Location, Location, Location
The location of your new site is key. Don’t assume that you need to be in the centre of a big town or city, where space is likely to be more expensive. Expanding your search area could mean you get a lot more square foot for your money.
You also need to consider commuting arrangements, both for yourself and for any staff you might have, in terms of time and cost. Similarly, if you’re expecting the host customers at your premises, be sure to check out the local transport links.
Your site is a reflection of your company, so imagine what impression it will give those that visit. A professional look will show that you mean business.
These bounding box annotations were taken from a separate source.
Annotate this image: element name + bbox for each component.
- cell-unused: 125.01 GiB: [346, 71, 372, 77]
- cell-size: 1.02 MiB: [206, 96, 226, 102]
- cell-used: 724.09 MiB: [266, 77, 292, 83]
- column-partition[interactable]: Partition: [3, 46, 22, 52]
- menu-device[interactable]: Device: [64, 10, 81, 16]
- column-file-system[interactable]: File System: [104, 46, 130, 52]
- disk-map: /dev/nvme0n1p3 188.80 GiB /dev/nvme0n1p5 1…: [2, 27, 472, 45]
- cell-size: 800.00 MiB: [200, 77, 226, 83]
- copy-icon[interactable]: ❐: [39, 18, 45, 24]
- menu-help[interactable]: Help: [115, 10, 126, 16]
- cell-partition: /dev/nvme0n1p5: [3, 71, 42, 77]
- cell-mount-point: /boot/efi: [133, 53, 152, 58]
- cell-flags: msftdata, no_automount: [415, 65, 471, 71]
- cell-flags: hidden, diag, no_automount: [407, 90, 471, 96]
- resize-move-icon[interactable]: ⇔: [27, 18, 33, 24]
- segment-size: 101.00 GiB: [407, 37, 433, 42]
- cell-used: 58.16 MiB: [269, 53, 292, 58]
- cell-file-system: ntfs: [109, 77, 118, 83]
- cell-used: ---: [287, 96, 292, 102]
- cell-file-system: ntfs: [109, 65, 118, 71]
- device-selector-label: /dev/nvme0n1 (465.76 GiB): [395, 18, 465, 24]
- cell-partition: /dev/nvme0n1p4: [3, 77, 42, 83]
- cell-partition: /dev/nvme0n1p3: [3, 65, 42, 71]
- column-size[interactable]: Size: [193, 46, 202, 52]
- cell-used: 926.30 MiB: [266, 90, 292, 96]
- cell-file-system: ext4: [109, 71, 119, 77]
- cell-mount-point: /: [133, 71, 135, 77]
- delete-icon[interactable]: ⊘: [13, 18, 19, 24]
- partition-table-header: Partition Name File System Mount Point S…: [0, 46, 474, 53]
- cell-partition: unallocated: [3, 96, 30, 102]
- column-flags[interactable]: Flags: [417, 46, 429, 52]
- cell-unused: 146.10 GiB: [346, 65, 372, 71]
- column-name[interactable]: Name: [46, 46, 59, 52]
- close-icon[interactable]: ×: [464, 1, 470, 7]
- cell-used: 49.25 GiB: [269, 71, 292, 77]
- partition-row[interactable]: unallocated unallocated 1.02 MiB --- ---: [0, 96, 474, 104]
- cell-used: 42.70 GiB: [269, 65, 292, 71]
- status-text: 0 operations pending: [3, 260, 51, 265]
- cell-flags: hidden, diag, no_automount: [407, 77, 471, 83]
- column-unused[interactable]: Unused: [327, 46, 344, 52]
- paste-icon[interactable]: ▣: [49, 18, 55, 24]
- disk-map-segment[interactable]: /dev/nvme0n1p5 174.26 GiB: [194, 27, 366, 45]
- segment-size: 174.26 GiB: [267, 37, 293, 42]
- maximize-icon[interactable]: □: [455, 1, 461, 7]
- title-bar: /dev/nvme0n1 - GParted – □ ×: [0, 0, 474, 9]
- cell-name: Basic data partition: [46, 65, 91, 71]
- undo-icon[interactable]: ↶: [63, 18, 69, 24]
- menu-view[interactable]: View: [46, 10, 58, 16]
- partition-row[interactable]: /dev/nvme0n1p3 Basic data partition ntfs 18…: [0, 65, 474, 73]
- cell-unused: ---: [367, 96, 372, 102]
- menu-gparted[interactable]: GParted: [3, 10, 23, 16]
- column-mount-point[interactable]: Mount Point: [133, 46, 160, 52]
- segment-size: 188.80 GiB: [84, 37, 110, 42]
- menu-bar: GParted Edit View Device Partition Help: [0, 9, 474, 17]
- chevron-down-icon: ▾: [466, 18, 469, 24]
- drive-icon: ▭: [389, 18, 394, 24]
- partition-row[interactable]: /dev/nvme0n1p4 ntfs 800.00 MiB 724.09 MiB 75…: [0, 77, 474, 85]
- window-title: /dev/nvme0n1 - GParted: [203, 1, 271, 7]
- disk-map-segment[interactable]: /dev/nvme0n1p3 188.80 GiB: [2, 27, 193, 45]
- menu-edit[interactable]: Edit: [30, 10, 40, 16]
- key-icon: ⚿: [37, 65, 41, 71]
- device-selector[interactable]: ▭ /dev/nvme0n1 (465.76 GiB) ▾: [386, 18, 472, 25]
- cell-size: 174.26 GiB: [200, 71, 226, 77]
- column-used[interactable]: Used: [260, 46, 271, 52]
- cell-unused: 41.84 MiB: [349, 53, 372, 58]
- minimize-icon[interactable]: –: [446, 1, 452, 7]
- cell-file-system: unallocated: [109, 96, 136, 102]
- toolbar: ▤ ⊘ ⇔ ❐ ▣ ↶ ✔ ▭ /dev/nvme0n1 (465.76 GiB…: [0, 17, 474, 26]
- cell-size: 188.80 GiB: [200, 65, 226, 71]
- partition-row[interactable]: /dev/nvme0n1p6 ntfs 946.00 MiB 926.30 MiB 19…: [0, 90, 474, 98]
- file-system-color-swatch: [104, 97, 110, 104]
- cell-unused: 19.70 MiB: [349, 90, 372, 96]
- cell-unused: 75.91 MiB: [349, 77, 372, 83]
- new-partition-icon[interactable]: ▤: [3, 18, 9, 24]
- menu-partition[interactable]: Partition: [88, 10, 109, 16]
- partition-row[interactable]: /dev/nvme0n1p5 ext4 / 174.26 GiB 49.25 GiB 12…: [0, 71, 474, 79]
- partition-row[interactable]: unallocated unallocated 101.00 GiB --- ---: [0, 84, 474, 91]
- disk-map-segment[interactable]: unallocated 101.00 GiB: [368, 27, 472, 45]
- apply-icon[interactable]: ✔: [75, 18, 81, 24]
Plan for the future, but be prepared for change
The size of the space you’ll need can be tricky to estimate and really depends on your type of business. A good general benchmark is to allow 80-100 sq ft per person, but of course there are many other variable factors, such as the amount of furniture and equipment you might have.
It’s also important to think about your long term plans. The space you are choosing might fit what you want now, but will it fit you in 6 months? Consider sites that also offer storage facilities which could hide away equipment and filing, and that could offer room to expand should you need it.
At the same time as planning for the future, you also need to be prepared to adapt to changing circumstances. In 2014 the average new property lease length for shops and offices rose to 6.8 years. How can you possible predict where your company will be in six years’ time?
The truth is, you can’t. So, don’t feel that you have to follow the trend and commit to a traditional, long term lease. There are providers that offer shorter leases and notice periods of as little as two months.
When searching for your first business premises, it’s not simply the cost of the rental that you need to consider. Many sites unfortunately come with hidden extra expenses, like parking, rates and service charges.
This is a handy checklist of services that you need to consider and often come as added extras: fit out, furniture, telecommunications, IT infrastructure, bandwidth charges, services charges, rates, maintenance, repairs and utilities.
Many small businesses find all-inclusive packages easier to handle. A fixed monthly cost with everything included makes financial planning far easier. Some companies will also allow you to pick and choose which extras you include in your package, meaning that you only pay for what you need.
There’s no doubt that embarking on finding your first professional premises is a difficult task and there’s a lot to consider. Location, cost, size of space and length of contract will all be high on the list, and there are many variable factors that will influence these decisions. It’s important to think about what’s right for your business, which has its own unique requirements. The key is to ensure that you’re prepared — as far as you can be — for the ebbs and flows that come with being a small business. Remaining nimble and dynamic will enable you to face challenges and embrace growth.